I discovered Australia’s Radio Birdman by accident at Jive Time Records in the lovely (but odd) Fremont section of Seattle. Fremont is know for lots of things, most notably the troll statue under the bridge and the annual parade that includes nude bicyclists (who are not the kind of people you want to see nude, nor do they look like the type of people who bicycle regularly). It’s also the home of Seattle’s best burger joint (Uneeda Burger) and a great used record store in Jive Time.
So… flipping through the new arrivals I found a compilation of Radio Birdman put out by the local Sub Pop label. It seemed worth a listen, and the guy at the counter seemed pleased I was buying it, so that was a good sign. Turned out it was a great collection of songs by what was arguably Australia’s first punk band. Score.
I ran across Zeno Beach a few months later and figured it too was worth a shot. I mean, what would Birdman sound like in 2006 compared to their early stuff? It turns out they still sounded pretty good… though certainly not punk. I’d be hard pressed to describe the style. A few songs were solid rock, and a few others were very new wavish. Some of it sounds more “alternative”, meaning what “alternative” sounded like when it was new and I was in college in the early 1990s and trying to figure out what the hell had happened to my beloved grunge. I had some sweet long hair I hadn’t cut in two years and a closet full of flannel, and my genre had already moved mainstream and jumped the shark. Fortunately graduation and a haircut helped me break out of that mold.

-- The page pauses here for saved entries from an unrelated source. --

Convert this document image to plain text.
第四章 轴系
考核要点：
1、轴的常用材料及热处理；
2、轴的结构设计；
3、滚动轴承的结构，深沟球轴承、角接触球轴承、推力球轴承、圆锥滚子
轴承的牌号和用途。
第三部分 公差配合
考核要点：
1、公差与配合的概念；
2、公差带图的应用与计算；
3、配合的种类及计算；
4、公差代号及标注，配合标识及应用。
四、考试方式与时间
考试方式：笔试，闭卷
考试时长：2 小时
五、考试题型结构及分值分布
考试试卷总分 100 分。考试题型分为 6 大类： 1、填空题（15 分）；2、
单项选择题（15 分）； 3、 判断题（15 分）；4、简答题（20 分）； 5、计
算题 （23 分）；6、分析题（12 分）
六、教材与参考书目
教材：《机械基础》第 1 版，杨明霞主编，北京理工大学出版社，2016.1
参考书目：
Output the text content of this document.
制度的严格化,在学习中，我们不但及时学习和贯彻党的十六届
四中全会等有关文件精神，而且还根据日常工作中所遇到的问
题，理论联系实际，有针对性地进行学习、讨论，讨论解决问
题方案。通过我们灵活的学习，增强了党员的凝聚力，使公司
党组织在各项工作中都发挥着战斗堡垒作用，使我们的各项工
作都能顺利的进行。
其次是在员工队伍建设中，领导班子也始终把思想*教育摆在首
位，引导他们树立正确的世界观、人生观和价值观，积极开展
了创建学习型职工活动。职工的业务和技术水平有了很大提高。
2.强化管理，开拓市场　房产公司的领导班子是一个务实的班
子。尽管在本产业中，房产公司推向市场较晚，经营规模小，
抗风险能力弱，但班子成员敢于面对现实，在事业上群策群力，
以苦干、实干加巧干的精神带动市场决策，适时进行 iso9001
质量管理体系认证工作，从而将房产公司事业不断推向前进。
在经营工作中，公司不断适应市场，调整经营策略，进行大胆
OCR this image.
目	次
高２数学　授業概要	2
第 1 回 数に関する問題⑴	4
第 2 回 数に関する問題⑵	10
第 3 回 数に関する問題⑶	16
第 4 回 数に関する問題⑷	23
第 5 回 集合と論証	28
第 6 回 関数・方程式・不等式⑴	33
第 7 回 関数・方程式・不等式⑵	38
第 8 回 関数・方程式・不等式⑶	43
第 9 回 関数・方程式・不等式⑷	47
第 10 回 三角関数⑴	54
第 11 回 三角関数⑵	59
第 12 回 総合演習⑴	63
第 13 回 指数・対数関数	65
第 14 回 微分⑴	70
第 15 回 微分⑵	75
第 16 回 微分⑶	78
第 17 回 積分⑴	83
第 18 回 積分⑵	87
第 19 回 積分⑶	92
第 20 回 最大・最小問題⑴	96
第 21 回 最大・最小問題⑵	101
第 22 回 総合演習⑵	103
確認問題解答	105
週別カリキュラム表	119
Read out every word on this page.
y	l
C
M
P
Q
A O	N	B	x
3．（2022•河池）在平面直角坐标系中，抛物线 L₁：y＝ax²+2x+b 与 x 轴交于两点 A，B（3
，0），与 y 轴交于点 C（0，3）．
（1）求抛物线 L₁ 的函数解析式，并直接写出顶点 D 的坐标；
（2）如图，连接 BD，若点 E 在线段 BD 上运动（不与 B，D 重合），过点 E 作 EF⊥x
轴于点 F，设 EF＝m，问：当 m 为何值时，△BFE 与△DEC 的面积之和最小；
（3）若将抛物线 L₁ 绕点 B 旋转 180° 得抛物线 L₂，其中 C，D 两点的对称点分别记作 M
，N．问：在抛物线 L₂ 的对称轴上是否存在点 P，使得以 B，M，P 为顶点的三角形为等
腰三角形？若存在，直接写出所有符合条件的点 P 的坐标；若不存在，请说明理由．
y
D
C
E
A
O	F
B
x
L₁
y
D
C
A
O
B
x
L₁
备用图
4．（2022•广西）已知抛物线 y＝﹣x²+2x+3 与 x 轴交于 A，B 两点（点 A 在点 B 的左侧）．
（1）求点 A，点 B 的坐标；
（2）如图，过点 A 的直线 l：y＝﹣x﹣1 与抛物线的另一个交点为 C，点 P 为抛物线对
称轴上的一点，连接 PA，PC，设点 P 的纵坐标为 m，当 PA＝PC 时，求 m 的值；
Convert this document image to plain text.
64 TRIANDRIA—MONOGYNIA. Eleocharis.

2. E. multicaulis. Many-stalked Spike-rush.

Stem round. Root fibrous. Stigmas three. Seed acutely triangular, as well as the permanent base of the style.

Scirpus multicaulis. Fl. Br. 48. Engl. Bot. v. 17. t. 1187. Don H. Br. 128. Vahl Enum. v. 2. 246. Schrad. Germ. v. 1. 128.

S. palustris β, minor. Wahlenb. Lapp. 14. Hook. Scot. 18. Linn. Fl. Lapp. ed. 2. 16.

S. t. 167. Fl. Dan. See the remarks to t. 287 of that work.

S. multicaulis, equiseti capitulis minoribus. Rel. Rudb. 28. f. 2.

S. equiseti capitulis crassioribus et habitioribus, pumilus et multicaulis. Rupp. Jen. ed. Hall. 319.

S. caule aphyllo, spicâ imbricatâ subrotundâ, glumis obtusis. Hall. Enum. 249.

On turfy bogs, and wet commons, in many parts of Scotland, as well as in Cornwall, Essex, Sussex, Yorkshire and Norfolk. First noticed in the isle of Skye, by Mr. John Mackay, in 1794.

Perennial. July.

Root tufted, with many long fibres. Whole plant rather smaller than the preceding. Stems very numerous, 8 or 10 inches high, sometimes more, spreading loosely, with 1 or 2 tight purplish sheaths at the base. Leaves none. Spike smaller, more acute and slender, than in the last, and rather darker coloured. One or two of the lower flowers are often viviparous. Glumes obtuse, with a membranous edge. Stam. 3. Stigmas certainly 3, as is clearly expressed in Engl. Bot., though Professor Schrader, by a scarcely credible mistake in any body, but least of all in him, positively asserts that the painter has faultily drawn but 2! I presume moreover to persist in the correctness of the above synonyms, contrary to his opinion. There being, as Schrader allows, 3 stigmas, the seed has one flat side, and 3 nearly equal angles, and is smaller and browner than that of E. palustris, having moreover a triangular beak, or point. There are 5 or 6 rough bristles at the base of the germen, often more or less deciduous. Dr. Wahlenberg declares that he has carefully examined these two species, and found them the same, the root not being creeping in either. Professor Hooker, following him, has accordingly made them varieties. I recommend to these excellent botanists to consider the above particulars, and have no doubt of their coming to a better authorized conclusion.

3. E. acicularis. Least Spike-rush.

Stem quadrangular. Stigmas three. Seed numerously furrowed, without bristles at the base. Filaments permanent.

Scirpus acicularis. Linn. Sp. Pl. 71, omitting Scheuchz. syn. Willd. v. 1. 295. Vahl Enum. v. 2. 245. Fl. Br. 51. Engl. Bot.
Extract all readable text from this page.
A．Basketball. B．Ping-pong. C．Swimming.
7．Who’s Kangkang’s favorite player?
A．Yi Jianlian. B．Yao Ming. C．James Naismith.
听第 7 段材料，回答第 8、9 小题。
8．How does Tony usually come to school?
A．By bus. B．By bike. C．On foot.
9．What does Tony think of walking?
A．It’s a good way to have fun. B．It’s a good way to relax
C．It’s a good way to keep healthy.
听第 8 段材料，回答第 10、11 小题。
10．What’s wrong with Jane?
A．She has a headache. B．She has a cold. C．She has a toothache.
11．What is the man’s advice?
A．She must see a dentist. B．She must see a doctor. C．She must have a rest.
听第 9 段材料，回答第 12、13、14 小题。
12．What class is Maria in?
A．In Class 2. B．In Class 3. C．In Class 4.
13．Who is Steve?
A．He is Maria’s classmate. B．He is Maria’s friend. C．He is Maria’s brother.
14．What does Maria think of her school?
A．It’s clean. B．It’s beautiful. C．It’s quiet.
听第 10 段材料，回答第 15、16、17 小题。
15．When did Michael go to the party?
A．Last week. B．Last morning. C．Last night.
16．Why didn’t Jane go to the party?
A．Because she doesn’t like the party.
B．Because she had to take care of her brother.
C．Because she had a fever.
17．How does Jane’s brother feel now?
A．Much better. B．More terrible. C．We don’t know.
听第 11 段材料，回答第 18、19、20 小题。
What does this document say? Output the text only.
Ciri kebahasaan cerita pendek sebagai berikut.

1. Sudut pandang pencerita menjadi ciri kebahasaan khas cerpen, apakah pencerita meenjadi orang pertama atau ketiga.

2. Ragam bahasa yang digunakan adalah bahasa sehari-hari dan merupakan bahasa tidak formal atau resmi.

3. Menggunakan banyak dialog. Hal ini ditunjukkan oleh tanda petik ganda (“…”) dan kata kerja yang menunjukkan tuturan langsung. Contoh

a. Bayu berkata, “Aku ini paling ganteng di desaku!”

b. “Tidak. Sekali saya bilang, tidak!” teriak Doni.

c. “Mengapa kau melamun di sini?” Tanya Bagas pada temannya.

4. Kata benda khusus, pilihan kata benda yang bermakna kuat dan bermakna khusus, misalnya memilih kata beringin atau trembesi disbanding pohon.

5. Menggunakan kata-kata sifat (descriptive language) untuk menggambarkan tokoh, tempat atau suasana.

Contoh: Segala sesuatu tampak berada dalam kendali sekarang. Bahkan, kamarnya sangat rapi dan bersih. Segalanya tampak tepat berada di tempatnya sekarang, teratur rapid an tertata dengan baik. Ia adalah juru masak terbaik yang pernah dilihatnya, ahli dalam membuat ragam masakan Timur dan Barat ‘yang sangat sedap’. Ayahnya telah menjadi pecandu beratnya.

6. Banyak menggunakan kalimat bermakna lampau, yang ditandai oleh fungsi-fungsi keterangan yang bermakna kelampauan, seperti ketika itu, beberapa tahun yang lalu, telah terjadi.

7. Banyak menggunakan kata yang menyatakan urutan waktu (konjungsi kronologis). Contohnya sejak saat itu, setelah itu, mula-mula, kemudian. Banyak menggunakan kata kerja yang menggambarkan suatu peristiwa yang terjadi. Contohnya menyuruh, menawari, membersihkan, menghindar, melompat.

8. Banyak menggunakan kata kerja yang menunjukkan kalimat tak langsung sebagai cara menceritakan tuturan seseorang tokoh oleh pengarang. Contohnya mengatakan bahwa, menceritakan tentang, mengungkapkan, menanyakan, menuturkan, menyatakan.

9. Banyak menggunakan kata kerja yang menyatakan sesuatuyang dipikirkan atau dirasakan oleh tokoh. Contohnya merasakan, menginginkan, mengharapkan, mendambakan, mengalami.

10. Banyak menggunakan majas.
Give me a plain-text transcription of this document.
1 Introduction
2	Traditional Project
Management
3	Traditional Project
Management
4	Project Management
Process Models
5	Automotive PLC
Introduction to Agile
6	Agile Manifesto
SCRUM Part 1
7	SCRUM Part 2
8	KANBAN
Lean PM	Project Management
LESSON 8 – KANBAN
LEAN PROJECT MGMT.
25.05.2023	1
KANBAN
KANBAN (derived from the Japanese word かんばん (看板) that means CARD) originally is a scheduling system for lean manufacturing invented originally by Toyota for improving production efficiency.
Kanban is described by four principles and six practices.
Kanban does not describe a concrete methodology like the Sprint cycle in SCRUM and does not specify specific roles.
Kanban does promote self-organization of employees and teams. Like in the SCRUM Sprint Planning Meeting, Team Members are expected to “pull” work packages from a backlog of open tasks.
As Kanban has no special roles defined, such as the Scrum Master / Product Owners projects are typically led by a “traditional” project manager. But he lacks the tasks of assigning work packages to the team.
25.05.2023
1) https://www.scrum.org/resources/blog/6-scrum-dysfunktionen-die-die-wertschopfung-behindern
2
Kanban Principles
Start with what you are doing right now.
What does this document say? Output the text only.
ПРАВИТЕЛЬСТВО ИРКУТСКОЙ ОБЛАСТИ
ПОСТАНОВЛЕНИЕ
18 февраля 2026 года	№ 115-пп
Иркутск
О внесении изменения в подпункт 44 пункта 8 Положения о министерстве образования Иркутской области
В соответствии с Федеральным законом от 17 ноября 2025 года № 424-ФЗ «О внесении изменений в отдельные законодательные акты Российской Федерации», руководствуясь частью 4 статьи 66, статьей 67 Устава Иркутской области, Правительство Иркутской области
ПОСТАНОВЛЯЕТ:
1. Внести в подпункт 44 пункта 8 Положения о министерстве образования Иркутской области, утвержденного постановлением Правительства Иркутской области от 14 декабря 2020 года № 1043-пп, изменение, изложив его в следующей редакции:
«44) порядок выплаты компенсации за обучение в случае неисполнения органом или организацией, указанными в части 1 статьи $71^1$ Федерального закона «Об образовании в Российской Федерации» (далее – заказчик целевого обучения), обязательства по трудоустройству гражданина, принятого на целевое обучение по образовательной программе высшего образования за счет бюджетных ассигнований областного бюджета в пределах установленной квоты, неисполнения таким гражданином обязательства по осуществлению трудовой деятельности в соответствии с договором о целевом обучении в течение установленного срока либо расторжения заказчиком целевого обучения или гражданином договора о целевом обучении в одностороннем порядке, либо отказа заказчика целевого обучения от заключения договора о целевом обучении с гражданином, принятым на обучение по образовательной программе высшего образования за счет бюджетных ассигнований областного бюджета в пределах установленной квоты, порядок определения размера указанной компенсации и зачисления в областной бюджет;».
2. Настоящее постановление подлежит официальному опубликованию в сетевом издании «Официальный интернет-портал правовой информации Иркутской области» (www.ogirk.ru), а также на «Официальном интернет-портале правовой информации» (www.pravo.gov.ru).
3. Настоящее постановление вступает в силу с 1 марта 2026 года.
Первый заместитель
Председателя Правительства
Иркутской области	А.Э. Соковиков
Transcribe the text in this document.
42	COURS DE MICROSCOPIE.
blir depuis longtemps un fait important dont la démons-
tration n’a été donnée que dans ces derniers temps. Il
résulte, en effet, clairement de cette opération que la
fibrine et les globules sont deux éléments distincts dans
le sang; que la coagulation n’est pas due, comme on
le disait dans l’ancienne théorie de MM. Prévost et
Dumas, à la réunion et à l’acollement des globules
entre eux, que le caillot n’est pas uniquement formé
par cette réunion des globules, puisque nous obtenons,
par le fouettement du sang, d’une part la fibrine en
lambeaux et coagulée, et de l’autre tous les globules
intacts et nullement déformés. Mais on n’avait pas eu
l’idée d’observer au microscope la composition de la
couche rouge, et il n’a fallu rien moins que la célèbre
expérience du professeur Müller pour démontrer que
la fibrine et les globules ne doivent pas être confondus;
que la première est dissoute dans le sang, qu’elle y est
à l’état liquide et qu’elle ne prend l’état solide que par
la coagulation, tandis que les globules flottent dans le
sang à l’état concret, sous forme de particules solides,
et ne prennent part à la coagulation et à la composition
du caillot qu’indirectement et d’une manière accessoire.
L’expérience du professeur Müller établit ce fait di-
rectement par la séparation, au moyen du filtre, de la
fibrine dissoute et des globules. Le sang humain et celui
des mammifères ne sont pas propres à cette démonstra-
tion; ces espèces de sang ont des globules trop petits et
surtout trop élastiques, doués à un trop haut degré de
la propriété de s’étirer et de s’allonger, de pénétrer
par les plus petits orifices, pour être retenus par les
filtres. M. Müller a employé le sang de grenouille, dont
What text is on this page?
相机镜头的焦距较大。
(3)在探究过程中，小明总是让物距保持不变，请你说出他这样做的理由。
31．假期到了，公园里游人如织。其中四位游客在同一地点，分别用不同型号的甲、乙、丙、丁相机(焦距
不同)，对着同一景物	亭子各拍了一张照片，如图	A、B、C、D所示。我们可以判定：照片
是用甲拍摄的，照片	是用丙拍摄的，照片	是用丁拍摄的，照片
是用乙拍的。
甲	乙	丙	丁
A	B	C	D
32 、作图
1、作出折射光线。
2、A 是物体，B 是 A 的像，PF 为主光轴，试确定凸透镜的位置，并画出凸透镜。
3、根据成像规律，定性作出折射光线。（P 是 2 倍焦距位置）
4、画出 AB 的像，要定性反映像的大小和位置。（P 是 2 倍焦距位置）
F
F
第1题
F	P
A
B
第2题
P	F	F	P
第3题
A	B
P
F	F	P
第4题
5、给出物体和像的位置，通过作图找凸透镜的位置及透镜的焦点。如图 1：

The dozen songs on Zeno Beach are pretty good, but there isn’t really anything that will grab your attention. It’s kind of vanilla rock. I mean, I like vanilla. But you usually need to add some other flavor to it to make it really stand out (peanuts, chocolate sauce, rye whiskey…), and I feel like Birdman overlooked that missing ingredient somewhere. It’s fine, but unlike the Sub Pop compilation (which I HIGHLY recommend) there aren’t any tracks that really reach out and grab me.
If you want to understand the roots of punk, you have to listen to Radio Birdman. But stick with the earlier stuff to really get the feel for the band’s power.